The governor, who also said he opposes local communities being able to hold separate referendums on casino developments if the state next year approves a big gambling expansion, raised the stakes Monday in the unresolved talks between his administration and the Seneca Nation over more than $400 million in held-up casino revenue payments to Albany and local communities.
The Seneca Nation, which enjoys a large geographic exclusivity arrangement for its three casinos in return for sharing a quarter of its slot machine revenues with Albany, has ceased making those payments for several years in a disagreement over gambling competition in the region.
Asked if he supports non-Indian casinos coming into the Senecas' exclusivity area, Cuomo said Monday, "It depends. We'll have to see where we are [next] year on what the adherence to the contract is."

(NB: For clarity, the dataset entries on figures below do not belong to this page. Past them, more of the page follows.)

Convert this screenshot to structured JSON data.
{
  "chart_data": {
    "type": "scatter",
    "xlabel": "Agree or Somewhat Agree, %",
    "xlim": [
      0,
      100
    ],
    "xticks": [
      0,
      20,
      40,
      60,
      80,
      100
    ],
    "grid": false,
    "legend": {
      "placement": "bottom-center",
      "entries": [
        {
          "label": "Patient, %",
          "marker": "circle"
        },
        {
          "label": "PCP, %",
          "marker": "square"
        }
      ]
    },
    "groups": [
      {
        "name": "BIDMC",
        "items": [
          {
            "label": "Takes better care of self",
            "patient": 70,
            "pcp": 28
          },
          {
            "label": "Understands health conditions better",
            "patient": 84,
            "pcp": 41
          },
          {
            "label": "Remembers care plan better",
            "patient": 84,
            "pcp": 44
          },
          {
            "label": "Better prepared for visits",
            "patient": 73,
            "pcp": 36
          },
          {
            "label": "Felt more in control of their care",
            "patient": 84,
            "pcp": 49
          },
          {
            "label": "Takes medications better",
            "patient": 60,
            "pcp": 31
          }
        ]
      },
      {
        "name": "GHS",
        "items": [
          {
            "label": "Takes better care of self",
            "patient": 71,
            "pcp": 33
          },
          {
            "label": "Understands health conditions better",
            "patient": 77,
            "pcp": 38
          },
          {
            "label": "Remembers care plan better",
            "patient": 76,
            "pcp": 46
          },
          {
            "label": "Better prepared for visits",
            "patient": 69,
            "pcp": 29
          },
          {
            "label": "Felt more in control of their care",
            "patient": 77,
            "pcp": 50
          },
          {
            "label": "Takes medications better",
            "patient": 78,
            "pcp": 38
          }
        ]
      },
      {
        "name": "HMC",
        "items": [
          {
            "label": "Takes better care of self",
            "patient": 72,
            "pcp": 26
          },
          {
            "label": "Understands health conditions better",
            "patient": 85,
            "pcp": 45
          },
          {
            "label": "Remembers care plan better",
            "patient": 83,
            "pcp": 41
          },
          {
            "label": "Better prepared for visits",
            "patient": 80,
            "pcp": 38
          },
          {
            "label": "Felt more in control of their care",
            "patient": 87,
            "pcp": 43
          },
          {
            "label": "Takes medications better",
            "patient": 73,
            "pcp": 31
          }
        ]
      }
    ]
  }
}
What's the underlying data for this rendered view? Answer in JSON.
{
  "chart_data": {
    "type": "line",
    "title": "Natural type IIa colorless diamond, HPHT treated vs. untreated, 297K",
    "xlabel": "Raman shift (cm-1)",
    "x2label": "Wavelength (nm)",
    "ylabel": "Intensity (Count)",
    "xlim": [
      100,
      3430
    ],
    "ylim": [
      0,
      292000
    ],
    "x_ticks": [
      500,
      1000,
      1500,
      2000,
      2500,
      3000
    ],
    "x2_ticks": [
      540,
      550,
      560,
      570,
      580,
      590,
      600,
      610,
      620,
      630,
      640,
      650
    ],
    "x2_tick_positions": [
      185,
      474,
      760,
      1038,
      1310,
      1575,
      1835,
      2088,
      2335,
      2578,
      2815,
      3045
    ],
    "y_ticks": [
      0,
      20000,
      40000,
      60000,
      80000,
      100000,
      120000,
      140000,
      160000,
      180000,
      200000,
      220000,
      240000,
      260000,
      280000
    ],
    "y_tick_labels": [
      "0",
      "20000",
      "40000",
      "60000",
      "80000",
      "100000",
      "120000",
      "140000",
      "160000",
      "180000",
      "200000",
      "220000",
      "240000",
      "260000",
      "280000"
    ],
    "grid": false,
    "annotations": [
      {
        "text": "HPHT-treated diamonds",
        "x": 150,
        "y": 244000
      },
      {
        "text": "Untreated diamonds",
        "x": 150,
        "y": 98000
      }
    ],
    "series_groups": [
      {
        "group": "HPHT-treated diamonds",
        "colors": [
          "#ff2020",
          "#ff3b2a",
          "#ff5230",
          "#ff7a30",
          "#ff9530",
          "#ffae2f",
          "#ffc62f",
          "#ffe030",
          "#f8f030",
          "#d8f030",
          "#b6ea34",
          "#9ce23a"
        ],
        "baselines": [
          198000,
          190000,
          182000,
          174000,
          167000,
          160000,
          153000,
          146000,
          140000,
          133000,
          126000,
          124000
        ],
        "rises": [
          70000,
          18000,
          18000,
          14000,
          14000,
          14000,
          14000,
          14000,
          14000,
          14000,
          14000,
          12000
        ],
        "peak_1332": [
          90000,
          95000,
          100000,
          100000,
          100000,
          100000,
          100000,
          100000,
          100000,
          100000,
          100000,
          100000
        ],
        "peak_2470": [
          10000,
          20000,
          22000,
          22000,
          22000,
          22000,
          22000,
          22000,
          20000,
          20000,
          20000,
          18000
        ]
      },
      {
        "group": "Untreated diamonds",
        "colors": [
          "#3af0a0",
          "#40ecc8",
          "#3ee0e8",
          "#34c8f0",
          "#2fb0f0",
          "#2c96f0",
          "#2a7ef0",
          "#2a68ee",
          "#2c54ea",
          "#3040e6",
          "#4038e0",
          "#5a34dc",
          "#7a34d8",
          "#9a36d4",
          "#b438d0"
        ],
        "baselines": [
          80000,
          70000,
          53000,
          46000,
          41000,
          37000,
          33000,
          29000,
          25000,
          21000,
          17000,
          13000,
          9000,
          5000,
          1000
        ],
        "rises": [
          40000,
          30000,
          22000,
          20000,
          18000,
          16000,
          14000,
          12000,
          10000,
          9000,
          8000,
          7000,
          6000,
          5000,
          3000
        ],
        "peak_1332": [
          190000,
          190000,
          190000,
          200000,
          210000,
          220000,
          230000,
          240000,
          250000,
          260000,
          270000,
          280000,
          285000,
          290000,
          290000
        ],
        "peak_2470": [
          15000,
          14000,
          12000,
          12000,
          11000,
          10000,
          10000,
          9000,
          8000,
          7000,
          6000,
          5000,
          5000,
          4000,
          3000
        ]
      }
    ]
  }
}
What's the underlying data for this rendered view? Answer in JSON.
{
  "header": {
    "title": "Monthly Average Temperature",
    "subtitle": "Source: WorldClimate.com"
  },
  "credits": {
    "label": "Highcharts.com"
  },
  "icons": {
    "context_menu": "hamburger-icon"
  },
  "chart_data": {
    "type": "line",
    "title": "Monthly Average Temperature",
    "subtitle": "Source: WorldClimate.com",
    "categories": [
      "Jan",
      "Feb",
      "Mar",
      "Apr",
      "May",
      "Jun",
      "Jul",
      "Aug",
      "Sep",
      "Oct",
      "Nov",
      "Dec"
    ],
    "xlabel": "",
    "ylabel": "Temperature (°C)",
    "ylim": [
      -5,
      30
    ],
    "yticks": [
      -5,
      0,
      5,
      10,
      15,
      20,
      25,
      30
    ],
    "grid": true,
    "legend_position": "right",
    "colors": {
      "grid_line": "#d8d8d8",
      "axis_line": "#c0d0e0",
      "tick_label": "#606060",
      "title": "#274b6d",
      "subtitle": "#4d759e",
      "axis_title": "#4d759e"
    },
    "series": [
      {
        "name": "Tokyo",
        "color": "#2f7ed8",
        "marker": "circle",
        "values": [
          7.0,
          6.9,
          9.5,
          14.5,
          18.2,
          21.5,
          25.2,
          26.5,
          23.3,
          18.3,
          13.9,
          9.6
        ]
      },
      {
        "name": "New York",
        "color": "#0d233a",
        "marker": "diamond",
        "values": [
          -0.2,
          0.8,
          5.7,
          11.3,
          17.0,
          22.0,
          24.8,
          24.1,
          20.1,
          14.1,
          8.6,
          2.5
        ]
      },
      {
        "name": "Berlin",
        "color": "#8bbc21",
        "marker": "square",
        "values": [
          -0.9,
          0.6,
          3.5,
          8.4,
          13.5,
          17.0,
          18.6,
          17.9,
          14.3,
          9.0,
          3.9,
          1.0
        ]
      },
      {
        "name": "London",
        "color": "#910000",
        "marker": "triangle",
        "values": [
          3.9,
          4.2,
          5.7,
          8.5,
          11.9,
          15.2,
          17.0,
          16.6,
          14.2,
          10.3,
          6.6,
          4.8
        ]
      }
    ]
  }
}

The Senecas and Cuomo are at odds in an arbitration dispute that has yet to get fully under way. At issue is the more than $400 million the Senecas stopped paying a few years ago, a portion of which goes to local "host" communities in Niagara Falls, Buffalo and Salamanca.

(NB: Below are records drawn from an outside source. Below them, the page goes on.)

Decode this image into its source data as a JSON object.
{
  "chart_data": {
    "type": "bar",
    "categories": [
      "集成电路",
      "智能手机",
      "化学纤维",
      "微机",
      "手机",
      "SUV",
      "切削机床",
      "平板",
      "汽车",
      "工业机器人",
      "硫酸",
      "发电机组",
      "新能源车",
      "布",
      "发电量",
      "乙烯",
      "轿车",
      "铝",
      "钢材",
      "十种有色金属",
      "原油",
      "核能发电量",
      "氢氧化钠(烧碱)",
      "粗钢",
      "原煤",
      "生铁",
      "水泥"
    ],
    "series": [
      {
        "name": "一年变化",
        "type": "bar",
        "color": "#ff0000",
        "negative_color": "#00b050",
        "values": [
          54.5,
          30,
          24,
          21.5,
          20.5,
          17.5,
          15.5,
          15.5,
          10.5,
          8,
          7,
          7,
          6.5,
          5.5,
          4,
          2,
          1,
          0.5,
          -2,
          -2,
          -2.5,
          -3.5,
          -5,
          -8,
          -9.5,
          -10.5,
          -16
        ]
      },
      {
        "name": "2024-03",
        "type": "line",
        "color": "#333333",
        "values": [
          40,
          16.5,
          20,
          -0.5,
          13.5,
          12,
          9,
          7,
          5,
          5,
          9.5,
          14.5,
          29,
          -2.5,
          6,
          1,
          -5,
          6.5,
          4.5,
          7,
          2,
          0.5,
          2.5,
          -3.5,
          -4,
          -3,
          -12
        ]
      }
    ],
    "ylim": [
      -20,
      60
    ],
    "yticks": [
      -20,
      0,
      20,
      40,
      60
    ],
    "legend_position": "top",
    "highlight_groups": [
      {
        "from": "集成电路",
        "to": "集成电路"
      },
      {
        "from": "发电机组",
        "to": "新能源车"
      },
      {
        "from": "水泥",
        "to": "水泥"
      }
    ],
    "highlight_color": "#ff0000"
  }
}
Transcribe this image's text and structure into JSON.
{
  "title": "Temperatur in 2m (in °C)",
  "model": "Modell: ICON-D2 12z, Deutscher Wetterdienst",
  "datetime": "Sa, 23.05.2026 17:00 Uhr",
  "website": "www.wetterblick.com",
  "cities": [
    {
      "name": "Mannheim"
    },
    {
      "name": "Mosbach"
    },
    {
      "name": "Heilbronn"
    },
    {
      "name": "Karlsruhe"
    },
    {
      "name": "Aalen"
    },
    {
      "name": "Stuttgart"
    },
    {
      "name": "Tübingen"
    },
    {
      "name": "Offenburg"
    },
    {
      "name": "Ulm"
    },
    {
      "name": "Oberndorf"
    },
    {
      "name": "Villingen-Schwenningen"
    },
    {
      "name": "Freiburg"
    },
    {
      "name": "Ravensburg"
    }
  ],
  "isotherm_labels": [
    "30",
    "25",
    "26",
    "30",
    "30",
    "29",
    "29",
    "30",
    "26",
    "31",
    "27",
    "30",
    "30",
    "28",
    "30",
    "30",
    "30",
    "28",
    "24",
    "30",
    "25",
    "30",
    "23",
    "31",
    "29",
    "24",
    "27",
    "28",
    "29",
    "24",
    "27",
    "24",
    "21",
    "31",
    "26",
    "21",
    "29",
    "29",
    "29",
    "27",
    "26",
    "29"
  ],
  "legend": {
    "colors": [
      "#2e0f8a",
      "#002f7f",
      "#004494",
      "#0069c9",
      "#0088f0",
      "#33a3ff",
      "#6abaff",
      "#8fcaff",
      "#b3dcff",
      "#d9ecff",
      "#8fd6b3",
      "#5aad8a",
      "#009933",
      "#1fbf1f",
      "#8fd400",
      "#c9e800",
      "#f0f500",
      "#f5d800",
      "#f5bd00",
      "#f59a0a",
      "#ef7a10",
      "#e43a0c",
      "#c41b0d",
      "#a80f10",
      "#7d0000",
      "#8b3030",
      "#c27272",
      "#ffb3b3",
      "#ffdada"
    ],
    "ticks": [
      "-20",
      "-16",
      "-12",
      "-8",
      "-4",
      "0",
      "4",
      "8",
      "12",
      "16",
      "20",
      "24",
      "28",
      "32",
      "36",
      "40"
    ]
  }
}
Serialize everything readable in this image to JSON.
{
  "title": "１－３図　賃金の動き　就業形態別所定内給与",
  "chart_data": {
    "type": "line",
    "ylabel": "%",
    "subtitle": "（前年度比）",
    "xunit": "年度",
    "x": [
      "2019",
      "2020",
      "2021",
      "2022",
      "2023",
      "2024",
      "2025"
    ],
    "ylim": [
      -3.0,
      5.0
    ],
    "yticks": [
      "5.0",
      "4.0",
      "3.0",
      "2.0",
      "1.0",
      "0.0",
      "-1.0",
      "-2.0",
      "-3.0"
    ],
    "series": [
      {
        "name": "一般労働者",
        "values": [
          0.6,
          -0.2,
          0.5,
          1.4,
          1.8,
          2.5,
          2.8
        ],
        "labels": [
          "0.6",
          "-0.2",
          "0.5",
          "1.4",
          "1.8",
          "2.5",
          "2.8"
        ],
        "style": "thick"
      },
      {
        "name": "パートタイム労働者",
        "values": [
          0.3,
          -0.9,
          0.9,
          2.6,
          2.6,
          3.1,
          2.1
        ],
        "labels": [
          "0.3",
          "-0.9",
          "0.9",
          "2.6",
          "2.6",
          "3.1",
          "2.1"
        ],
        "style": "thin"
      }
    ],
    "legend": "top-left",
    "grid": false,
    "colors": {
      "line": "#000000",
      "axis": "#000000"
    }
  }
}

"Contracts cannot be one-sided," Cuomo said of the Seneca dispute. "The contract basically said for these payments, the state will grant this. Well, if there are no payments, then you would argue, there's no exclusivity. If you want the exclusivity, which was our end of the contract, well, then, you have to live up to your end of the contract."
Cuomo's words were the toughest to date on his administration's disagreement with the Seneca Nation.
Seneca officials declined to comment.
Cuomo is pushing a dramatic expansion of gambling in New York, with a resolution that passed the Legislature this year calling for up to seven Las Vegas-style casinos to be located on non-Indian lands. The State Legislature would have to approve the same resolution before it could go to voters in a statewide referendum, at the earliest in November 2013.
Cuomo and lawmakers have not yet said where the possible casino developments might be able to locate.
Asked if a failure to resolve the revenue-sharing dispute with the Senecas by next year would make him open to new, non-Indian casinos in Western New York, Cuomo said, "If we don't have that question resolved, it means we are in an adverse, hostile, open litigation over the contract with the reservations."
The governor, for the first time, also said he opposes any move to let local voters have a say on whether casinos can locate in their specific communities -- a path some states have insisted upon for casino locations.